The situation is a textbook example of the “Shock Doctrine” where a manufactured or real crisis is utilized to remove the elected trustees and impose a single authority. This outside appointed authority has no allegiance to the institution and imposes policies and actions which could not be passed in calmer and more democratic circumstances.

Some of the recent decisions of the newly installed Administration include:
* Reducing pay for faculty
* Increasing pay for Administrators (beyond scale salaries promised to new Admin hires)
* Reducing planning, classroom and enrollment management by elected Dept Chairs
* Indreasing Planning, classroom and enrollment management by non teaching Administration
* Inceasing tuition cost for non resident students
* Cancelling classes weeks into the semester
* Requiring payment immediately (or within 24 hours) of registration, even though some who qualify for tuition scholarship or grant cannot receive it by registration time.
* Escalating demands on teachers to provide more and more “learning outcome” data.

The consequence of these changes has predictably been dissatisfaction among students, declining enrollment, reductions in classrooms and faculty and increasing distrust between faculty and administration.


It’s now seven months since the ACCJC decision to “Terminate Accreditation” and we have finally learned that the request is denied. The process has been exceedingly slow and meanwhile CCSF continues to hemmorage. It appears this is how STWEP Agrella may like it since it gives them more time to unilaterally impose more changes (contracts and governance changes) in a crisis situation.

ACCJC has said the Review process is part of the Appeals process and must follow those rules. However in a double standard, they have not followed the federally mandated requirements of due process in the Appeals Process. For example, under federal regulations the Appeals Panel should not be an advisory panel; it must have decision making authority. But under ACCJC the panel only had advisory responsibility.

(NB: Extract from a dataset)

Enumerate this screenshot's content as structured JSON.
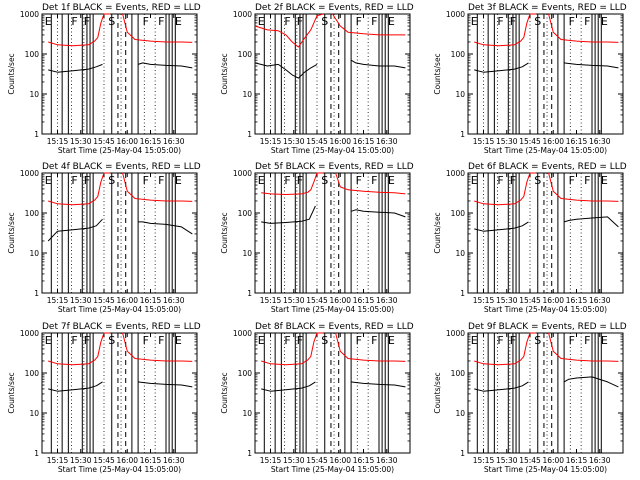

Seven months after being hit with Loss of Accreditation decision, CCSF is now finally able to file a full Appeal of that decision. Given Agrella’s history, should we have confidence that he will advocate for CCSF?


Under newly created ACCJC bylaws, the appeal must be filed according to “The Appeals Procedure Manual”. A preliminary version of this document says

“information about the time and place of the Hearing, the identity of the Hearing Panel members, the grounds for appeal, strategies for appeal, and documents submitted by either party that describe its arguments and positions relative to the appeal may not be disclosed to the general public, the press, or posted on any website”

ACCJC has selected the members of the “Appeals Panel”. Of the thirteen appointed members, there is only one teacher.

When STWEP Agrella filed the Review Request he said he could not use the findings of the Dept of Education against ACCJC because that was a “third party” complaint and he did not want to join the “attack on the Commission”. His explanation was illogical because the request was to use the findings of the Dept of Education not to enjoin the AFT complaint. The Dept of Education is the ultimate authority and to refuse to use their findings against ACCJC’s evaluation and action against CCSF is a clear betrayal. That decision demonstrates that Agrella is unwilling or unable to represent CCSF.

STWEP Agrella and California Community College Chancellor Harris have often said “Don’t argue with the referee”. Normally that is good advice and sensible practice. But, as any good coach knows, there are times when you have to criticize a referee who is making bad calls or make a strong appeal. In this case, the lives of tens of thousands of people connected to CCSF have been significantly disrupted and damaged. A proud institution has been severely damaged and the public greatly confused. The Dept of Education determined that ACCJC’s evaluation and actions against CCSF violated federal regulations.

If they are to regain any semblance of credibility, STWEP Agrella and Chancellor Tyler must consult with people who truly represent CCSF and file a REAL APPEAL of ACCJC’s horrendous actions against the college.

Rick Sterling is a community college graduate and retired electronics/aerospace engineer.